Sighing, I brush past him and plop down on the edge of the bed, tucking my hands underneath my legs. “I’m just thinking about what I am and how it’s kind of a curse.”

He sits down beside me, so close our knees touch and his power surges through me. “It has to be hard to deal with. But, like I said, we’re going to protect you. My family and I, we won’t let anything happened to you.”

“I know, but between what I am and with my … with Marla and Scott just bailing on me … how am I ever supposed to know if anyone likes me for me?” I roll my eyes at myself. “Okay, please just forget I said that. I sound like a child.”

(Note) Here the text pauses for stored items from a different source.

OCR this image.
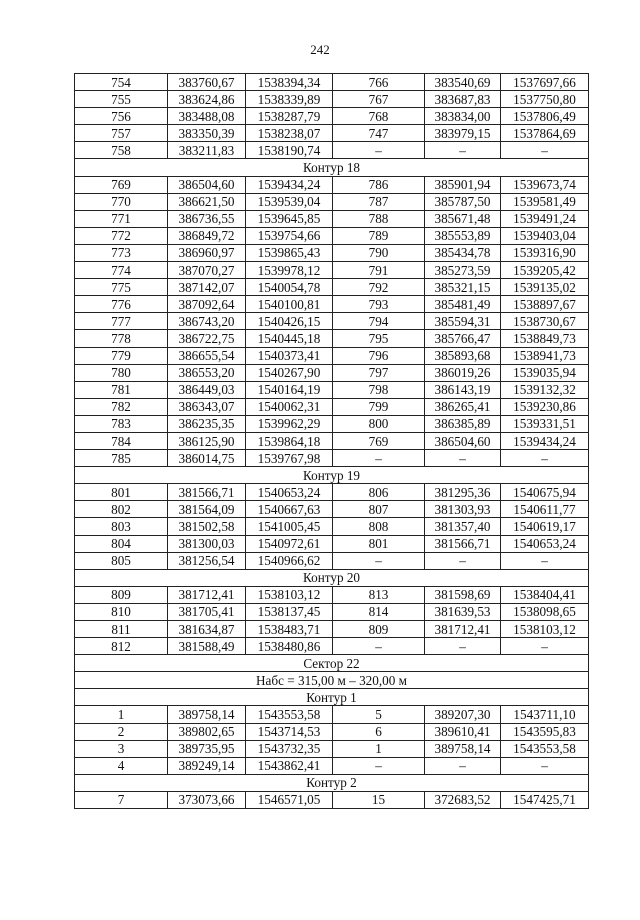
242
754	383760,67	1538394,34	766	383540,69	1537697,66
755	383624,86	1538339,89	767	383687,83	1537750,80
756	383488,08	1538287,79	768	383834,00	1537806,49
757	383350,39	1538238,07	747	383979,15	1537864,69
758	383211,83	1538190,74	–	–	–
Контур 18					
769	386504,60	1539434,24	786	385901,94	1539673,74
770	386621,50	1539539,04	787	385787,50	1539581,49
771	386736,55	1539645,85	788	385671,48	1539491,24
772	386849,72	1539754,66	789	385553,89	1539403,04
773	386960,97	1539865,43	790	385434,78	1539316,90
774	387070,27	1539978,12	791	385273,59	1539205,42
775	387142,07	1540054,78	792	385321,15	1539135,02
776	387092,64	1540100,81	793	385481,49	1538897,67
777	386743,20	1540426,15	794	385594,31	1538730,67
778	386722,75	1540445,18	795	385766,47	1538849,73
779	386655,54	1540373,41	796	385893,68	1538941,73
780	386553,20	1540267,90	797	386019,26	1539035,94
781	386449,03	1540164,19	798	386143,19	1539132,32
782	386343,07	1540062,31	799	386265,41	1539230,86
783	386235,35	1539962,29	800	386385,89	1539331,51
784	386125,90	1539864,18	769	386504,60	1539434,24
785	386014,75	1539767,98	–	–	–
Контур 19					
801	381566,71	1540653,24	806	381295,36	1540675,94
802	381564,09	1540667,63	807	381303,93	1540611,77
803	381502,58	1541005,45	808	381357,40	1540619,17
804	381300,03	1540972,61	801	381566,71	1540653,24
805	381256,54	1540966,62	–	–	–
Контур 20					
809	381712,41	1538103,12	813	381598,69	1538404,41
810	381705,41	1538137,45	814	381639,53	1538098,65
811	381634,87	1538483,71	809	381712,41	1538103,12
812	381588,49	1538480,86	–	–	–
Сектор 22					
Набс = 315,00 м – 320,00 м					
Контур 1					
1	389758,14	1543553,58	5	389207,30	1543711,10
2	389802,65	1543714,53	6	389610,41	1543595,83
3	389735,95	1543732,35	1	389758,14	1543553,58
4	389249,14	1543862,41	–	–	–
Контур 2					
7	373073,66	1546571,05	15	372683,52	1547425,71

“You don’t sound like a child. In fact, you’ve handled this very maturely.” He intertwines his fingers through mine and gives my hand a squeeze. “Easton and I were honestly worried you might try to run again after I told you, but you didn’t, because you’re strong. You’re seriously the strongest creature I’ve ever met.” He looks down at our hands and swallows hard. “I think… I need to tell you something else.”

I struggle not to cringe, but I’m concerned about how much more new information my mind and emotions can handle. “Okay.”

He lifts his gaze to mine. “It might be easier if I just showed you by using my ability again. That is, if you’re okay with that?”

“You want to project your thoughts into me again?” I ask, making sure I’m understanding him correctly.

He gives a wavering nod. “But only if it’s okay with you.”

“It’s perfectly okay.” It’s not like it was bad the first time he did it. Just startling.

Of course, when he practically bubbles with nerves as he reaches out and places his hands on the sides of my head, I just about retract my statement. But before I can part my lips, his memories soar into me, clips and images filling

my mind. Memories of him standing outside the auto body shop, of the first time he saw me, which was the same day I first saw him. How beautiful he thought I looked. How he wished he could talk to me yet knew he couldn’t. How he went back to my town all the time just to get a glimpse of me. How he saw me around town, sometimes with my friends, sometimes alone, and how sad I looked—I never realized I looked that sad. How scared he was the day I approached him. How he wanted to kiss me so badly when I did. How much it hurt when he had to turn me down. How much it hurt every time he was mean to me. How excited he was when he found out what I was, but that he was also afraid. Afraid that I hated him. Afraid that he’d still be alone.

Afraid. Afraid. Afraid.

But that fear shifted into something else when he spoke to me in the bushes and continued to shift every other moment we spent together. And when he kissed me, he was still afraid, but for a different reason.

Afraid that he’d lose me.

By the time he lowers his hands, I’m breathing profusely. He looks at me, seeming a bit shy and unsure, like how I imagined he would be before I met him that day at the auto body shop.

I want to say so much to him, tell him everything, tell him anything, take away his pain, but my lips are stunned into silence. So, I do the only thing I can do.

I lean forward and press my lips against his.